Hero of My Heart was a delightfully fast-paced romance with flawed, lovable characters that I easily connected with. Megan Frampton wove an engaging tale about the power of love, trust, and redemption. I consumed this in a single sitting and found it to be the perfect read for a rainy evening.
Tragic events in Alasdair Thornham life have caused the Marquess to find himself addicted to opium. We meet him in a gambling hall as he is contemplating ending it all when fate intervenes. A man struts in with Mary Smith on his arm; offering to sell her virtue to the highest bidder. It is clear the young woman is in shock and being held against her will. The crowd goes wild bidding for her but Alasdair steps in and wins her. He plans to save her by marrying her. The tale that unfolds is sweet and action-packed as these two lost souls find purpose.
Mary Smith is a vicar’s daughter and when her father passed her greedy half-brother spent what comforts they had on booze, women, and gambling. When he gets desperate he decides to sell her. Mary finds a surprising hero in the dark, brooding and deliciously handsome Marquess. Mary was funny, a thinker and planner. She tends to see the good in others, but she isn’t a fool either. Alasdair has serious issues and instead of dealing with those feelings he prefers to escape into the void opium provides. He doesn’t think he is worthy of saving but I did grow fond of him and he has redeemable characteristics. Villains and secrets keep thing interesting as these too set out on their journey to Scotland. Told in present tense it goes back and forth between perspectives helping us gain insight into the characters emotions but at times it pulled me from the tale. Both characters drew me in and I found myself hoping for a happily ever after.

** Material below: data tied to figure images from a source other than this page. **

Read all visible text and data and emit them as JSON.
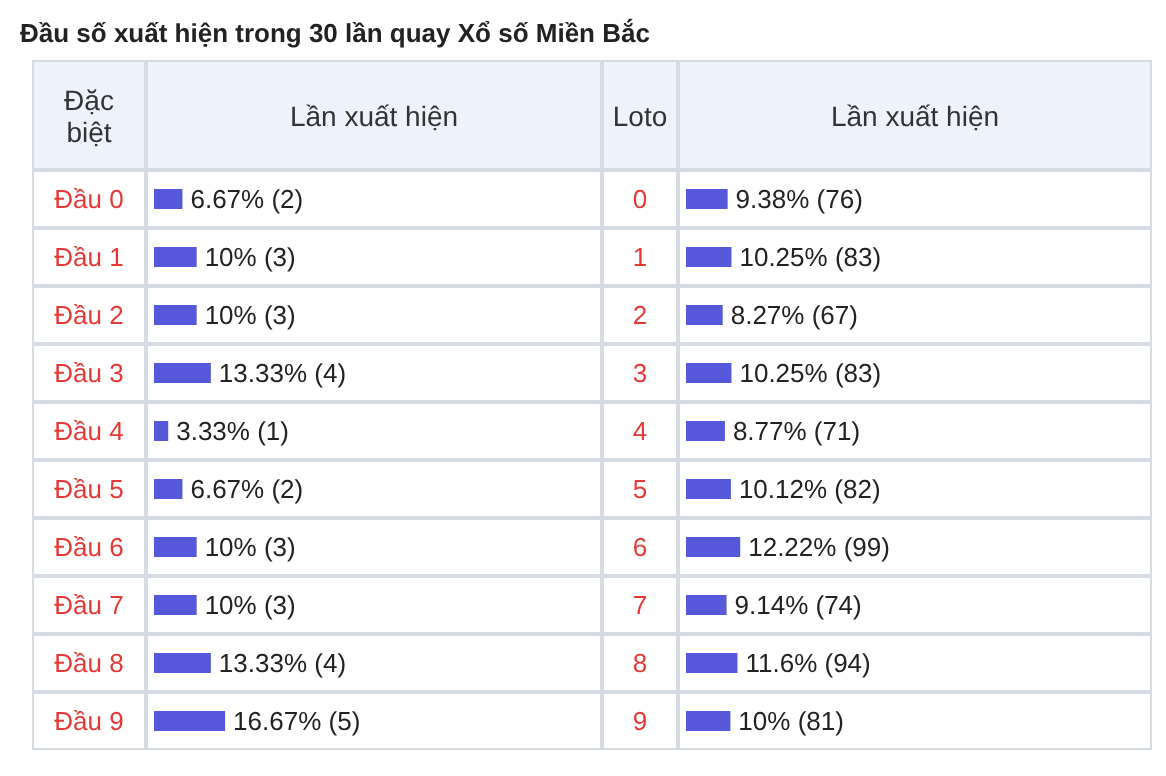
{
  "chart_data": [
    {
      "type": "bar",
      "orientation": "horizontal",
      "title": "Đầu số xuất hiện trong 30 lần quay Xổ số Miền Bắc",
      "ylabel": "Đặc biệt",
      "xlabel": "Lần xuất hiện",
      "color": "#5558d9",
      "categories": [
        "Đầu 0",
        "Đầu 1",
        "Đầu 2",
        "Đầu 3",
        "Đầu 4",
        "Đầu 5",
        "Đầu 6",
        "Đầu 7",
        "Đầu 8",
        "Đầu 9"
      ],
      "values": [
        6.67,
        10,
        10,
        13.33,
        3.33,
        6.67,
        10,
        10,
        13.33,
        16.67
      ],
      "value_labels": [
        "6.67% (2)",
        "10% (3)",
        "10% (3)",
        "13.33% (4)",
        "3.33% (1)",
        "6.67% (2)",
        "10% (3)",
        "10% (3)",
        "13.33% (4)",
        "16.67% (5)"
      ]
    },
    {
      "type": "bar",
      "orientation": "horizontal",
      "ylabel": "Loto",
      "xlabel": "Lần xuất hiện",
      "color": "#5558d9",
      "categories": [
        "0",
        "1",
        "2",
        "3",
        "4",
        "5",
        "6",
        "7",
        "8",
        "9"
      ],
      "values": [
        9.38,
        10.25,
        8.27,
        10.25,
        8.77,
        10.12,
        12.22,
        9.14,
        11.6,
        10
      ],
      "value_labels": [
        "9.38% (76)",
        "10.25% (83)",
        "8.27% (67)",
        "10.25% (83)",
        "8.77% (71)",
        "10.12% (82)",
        "12.22% (99)",
        "9.14% (74)",
        "11.6% (94)",
        "10% (81)"
      ]
    }
  ]
}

The premise for Hero of My Heart was a good one, with twists, secrets, and danger. While I adored the characters, I had issues with historical accuracy in their speech, some of the repeated phrases and the redundancy the perceptive provided. Alasdair is addicted to opium and this thread didn’t feel developed enough and was simplistic in its handling. This isn’t a demon that you easily shake and while we do see some of the withdrawal symptoms and lapses it wasn’t accurately portrayed. Why am I saying it was a good read then you ask? The characters made this enjoyable, and I connected with them. If I let the issues go at its heart this was an entertaining read and I found myself swept up in the events.
Hero of my Heart was an entertaining historical romance. A quick, easy escape novel and if you do not take it too seriously it is highly enjoyable.